This is one of those electronic components that leaves you wondering “What were they thinking?” Functionally, it is a seven segment display, which shows the digits from 0 to 9 and an optional decimal point, There is no indication of the manufacturer, but the date code on the label and internal components indicate it was made in the 1980s. Now, since the 1970s, inexpensive, low-power LED seven segment displays which could be directly driven by TTL integrated circuits were commonplace, but none of that here! The digits on the face are made up of round dots which turn out to be the ends of “light pipes” which carry light from a bank of eight tiny incandescent lamps, each of which drives the pipes that illuminate the dots that make up each segment (or decimal point). These are all moulded into a resin block, with the lamps housed in a machined aluminium block that presumably serves as a heat sink and is gold plated because why not? The bulbs touch gold plated pins which go to a connector leading to another module. This contains two military-grade ceramic integrated circuit packages and a rat’s nest of wiring, not on a circuit board, but assembled (obviously manually and with great care and expense) between two circuit boards as in 1950s style cordwood circuitry.

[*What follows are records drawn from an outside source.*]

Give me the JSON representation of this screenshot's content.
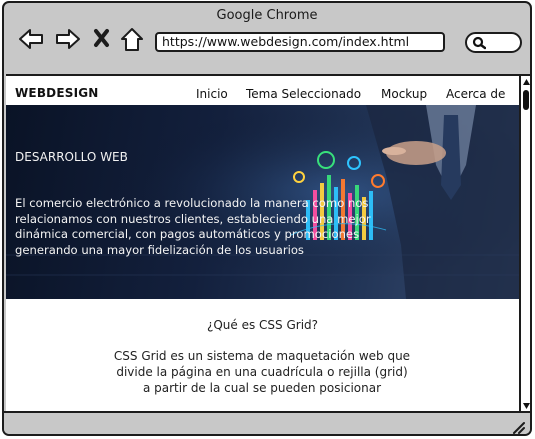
{
  "window": {
    "title": "Google Chrome"
  },
  "toolbar": {
    "back_icon": "arrow-left-icon",
    "forward_icon": "arrow-right-icon",
    "stop_icon": "close-icon",
    "home_icon": "home-icon",
    "url": "https://www.webdesign.com/index.html",
    "search_icon": "search-icon"
  },
  "site": {
    "brand": "WEBDESIGN",
    "nav": [
      {
        "label": "Inicio"
      },
      {
        "label": "Tema Seleccionado"
      },
      {
        "label": "Mockup"
      },
      {
        "label": "Acerca de"
      }
    ]
  },
  "hero": {
    "kicker": "DESARROLLO WEB",
    "text": "El comercio electrónico a revolucionado la manera como nos relacionamos con nuestros clientes, estableciendo una mejor dinámica comercial, con pagos automáticos y promociones generando una mayor fidelización de los usuarios"
  },
  "article": {
    "title": "¿Qué es CSS Grid?",
    "body": "CSS Grid es un sistema de maquetación web que divide la página en una cuadrícula o rejilla (grid) a partir de la cual se pueden posicionar"
  },
  "colors": {
    "frame": "#1c1c1c",
    "chrome": "#c8c8c8",
    "hero_dark": "#0a1326"
  }
}
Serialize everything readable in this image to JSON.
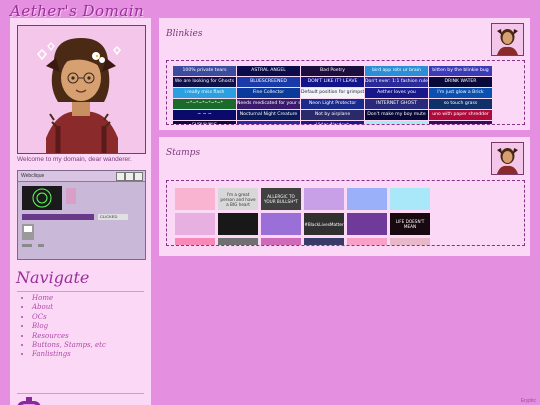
{
  "site": {
    "title": "Aether's Domain",
    "credit": "Eryptic"
  },
  "sidebar": {
    "welcome": "Welcome to my domain, dear wanderer.",
    "widget": {
      "title": "Webclique",
      "badge_label": "CLICKED"
    },
    "nav_heading": "Navigate",
    "nav_items": [
      {
        "label": "Home"
      },
      {
        "label": "About"
      },
      {
        "label": "OCs"
      },
      {
        "label": "Blog"
      },
      {
        "label": "Resources"
      },
      {
        "label": "Buttons, Stamps, etc"
      },
      {
        "label": "Fanlistings"
      }
    ]
  },
  "blinkies_panel": {
    "heading": "Blinkies",
    "blinkies": [
      {
        "text": "100% private tears",
        "bg": "#3b4b9e"
      },
      {
        "text": "ASTRAL ANGEL",
        "bg": "#0c0c4a"
      },
      {
        "text": "Bad Poetry",
        "bg": "#1c0f3e"
      },
      {
        "text": "bird app rots ur brain",
        "bg": "#2b8fd8"
      },
      {
        "text": "bitten by the blinkie bug",
        "bg": "#3b3bb8"
      },
      {
        "text": "We are looking for Ghosts",
        "bg": "#10104a"
      },
      {
        "text": "BLUESCREENED",
        "bg": "#1a3aaa"
      },
      {
        "text": "DON'T LIKE IT? LEAVE",
        "bg": "#14148a"
      },
      {
        "text": "Don't ever: 1:1 fashion rules",
        "bg": "#2a2a9a"
      },
      {
        "text": "DRINK WATER",
        "bg": "#0a0a3a"
      },
      {
        "text": "i really miss flash",
        "bg": "#2aa0e0"
      },
      {
        "text": "Fine Collector",
        "bg": "#0a3a9a"
      },
      {
        "text": "Default position for grimpsters",
        "bg": "#f4f4f4"
      },
      {
        "text": "Aether loves you",
        "bg": "#18188a"
      },
      {
        "text": "I'm just glow a Brick",
        "bg": "#0a50b0"
      },
      {
        "text": "~*~*~*~*~*~*",
        "bg": "#1a6a2a"
      },
      {
        "text": "Needs medicated for your safety",
        "bg": "#3a1a6a"
      },
      {
        "text": "Neon Light Protector",
        "bg": "#1a2a8a"
      },
      {
        "text": "INTERNET GHOST",
        "bg": "#2a2a7a"
      },
      {
        "text": "so touch grass",
        "bg": "#10306a"
      },
      {
        "text": "~ ~ ~",
        "bg": "#0a0a6a"
      },
      {
        "text": "Nocturnal Night Creature",
        "bg": "#0a1a5a"
      },
      {
        "text": "Not by airplane",
        "bg": "#2a2a6a"
      },
      {
        "text": "Don't make my boy mute",
        "bg": "#0a0a3a"
      },
      {
        "text": "uno with paper shredder",
        "bg": "#b00a3a"
      },
      {
        "text": "SURVIVING",
        "bg": "#0a0a3a"
      },
      {
        "text": "~ ~",
        "bg": "#2a2a9a"
      },
      {
        "text": "Video Nerdout",
        "bg": "#1a1a8a"
      },
      {
        "text": "",
        "bg": "#a0f0f0"
      },
      {
        "text": "",
        "bg": "#3a0a5a"
      }
    ]
  },
  "stamps_panel": {
    "heading": "Stamps",
    "stamps": [
      {
        "text": "",
        "bg": "#f8b4d0"
      },
      {
        "text": "I'm a great person and have a BIG heart",
        "bg": "#d8d8d8"
      },
      {
        "text": "ALLERGIC TO YOUR BULLSH*T",
        "bg": "#404040"
      },
      {
        "text": "",
        "bg": "#c8a0e8"
      },
      {
        "text": "",
        "bg": "#9ab0f8"
      },
      {
        "text": "",
        "bg": "#a8e8f8"
      },
      {
        "text": "",
        "bg": "#e8b0e0"
      },
      {
        "text": "",
        "bg": "#181818"
      },
      {
        "text": "",
        "bg": "#9a70d8"
      },
      {
        "text": "#BlackLivesMatter",
        "bg": "#303030"
      },
      {
        "text": "",
        "bg": "#703a9a"
      },
      {
        "text": "LIFE DOESN'T MEAN",
        "bg": "#180810"
      },
      {
        "text": "",
        "bg": "#f888b8"
      },
      {
        "text": "",
        "bg": "#707070"
      },
      {
        "text": "",
        "bg": "#d06ab8"
      },
      {
        "text": "",
        "bg": "#3a3a6a"
      },
      {
        "text": "",
        "bg": "#f8a0c8"
      },
      {
        "text": "",
        "bg": "#e8b8c8"
      }
    ]
  }
}
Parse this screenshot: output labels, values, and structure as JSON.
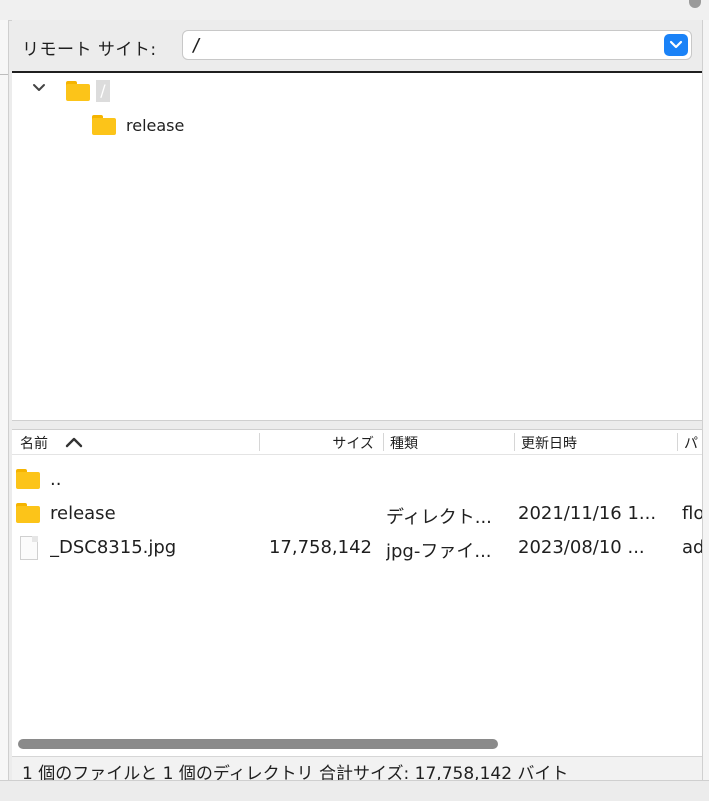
{
  "remote_site": {
    "label": "リモート サイト:",
    "path": "/"
  },
  "tree": {
    "root": "/",
    "children": [
      "release"
    ]
  },
  "file_list": {
    "columns": [
      "名前",
      "サイズ",
      "種類",
      "更新日時",
      "パ"
    ],
    "sort": "名前",
    "rows": [
      {
        "name": "..",
        "size": "",
        "type": "",
        "modified": "",
        "extra": "",
        "icon": "folder-icon"
      },
      {
        "name": "release",
        "size": "",
        "type": "ディレクト...",
        "modified": "2021/11/16 1...",
        "extra": "flo",
        "icon": "folder-icon"
      },
      {
        "name": "_DSC8315.jpg",
        "size": "17,758,142",
        "type": "jpg-ファイ...",
        "modified": "2023/08/10 ...",
        "extra": "ad",
        "icon": "file-icon"
      }
    ]
  },
  "status": {
    "text": "1 個のファイルと 1 個のディレクトリ 合計サイズ: 17,758,142 バイト"
  },
  "colors": {
    "accent": "#1a82f7",
    "folder": "#fcc419"
  }
}
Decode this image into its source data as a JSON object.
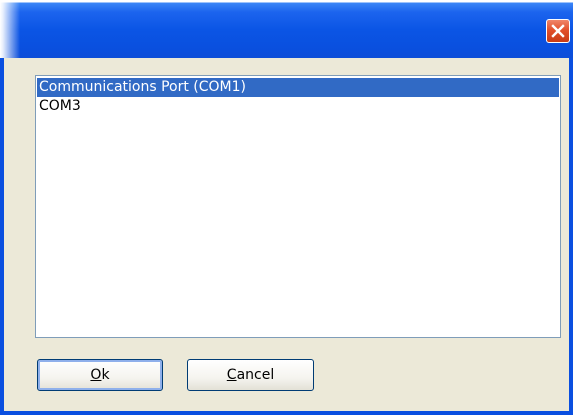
{
  "window": {
    "title": "",
    "close_icon": "close-icon",
    "accent_color": "#0a4fe0",
    "close_color": "#e2512c"
  },
  "listbox": {
    "items": [
      {
        "label": "Communications Port (COM1)",
        "selected": true
      },
      {
        "label": "COM3",
        "selected": false
      }
    ],
    "selection_color": "#316ac5"
  },
  "buttons": {
    "ok": {
      "mnemonic": "O",
      "rest": "k"
    },
    "cancel": {
      "mnemonic": "C",
      "rest": "ancel"
    }
  }
}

The two integrated circuits are a seven segment decoder-driver and a four bit latch, which allow a number of these displays to be multiplexed on a bus and individually addressed, sending the 4 bit binary coded decimal value to each digit serially.
Does it work? Well, building a custom driver for the multiplex electronics doesn’t seem worth it, but driving the individual segments can be easily accomplished. Amazingly, the incandescent lamps are able to be driven directly by 54/7447 open-collector TTL [PDF] seven segment decoder/drivers ICs.
Everything about this screams “aerospace”, as in “Cost is no object—we’ll just squeeze the taxpayers harder”. One YouTube commenter identifies the manufacturer from the code on the label as Safran, and says that such units are still listed in their catalogue for US$850 a pop.
Want to bet they just threw these units away and replaced them with another when one of the incandescent lamps burned out?
LED seven-segment displays currently go for around US$ 2 in small quantities.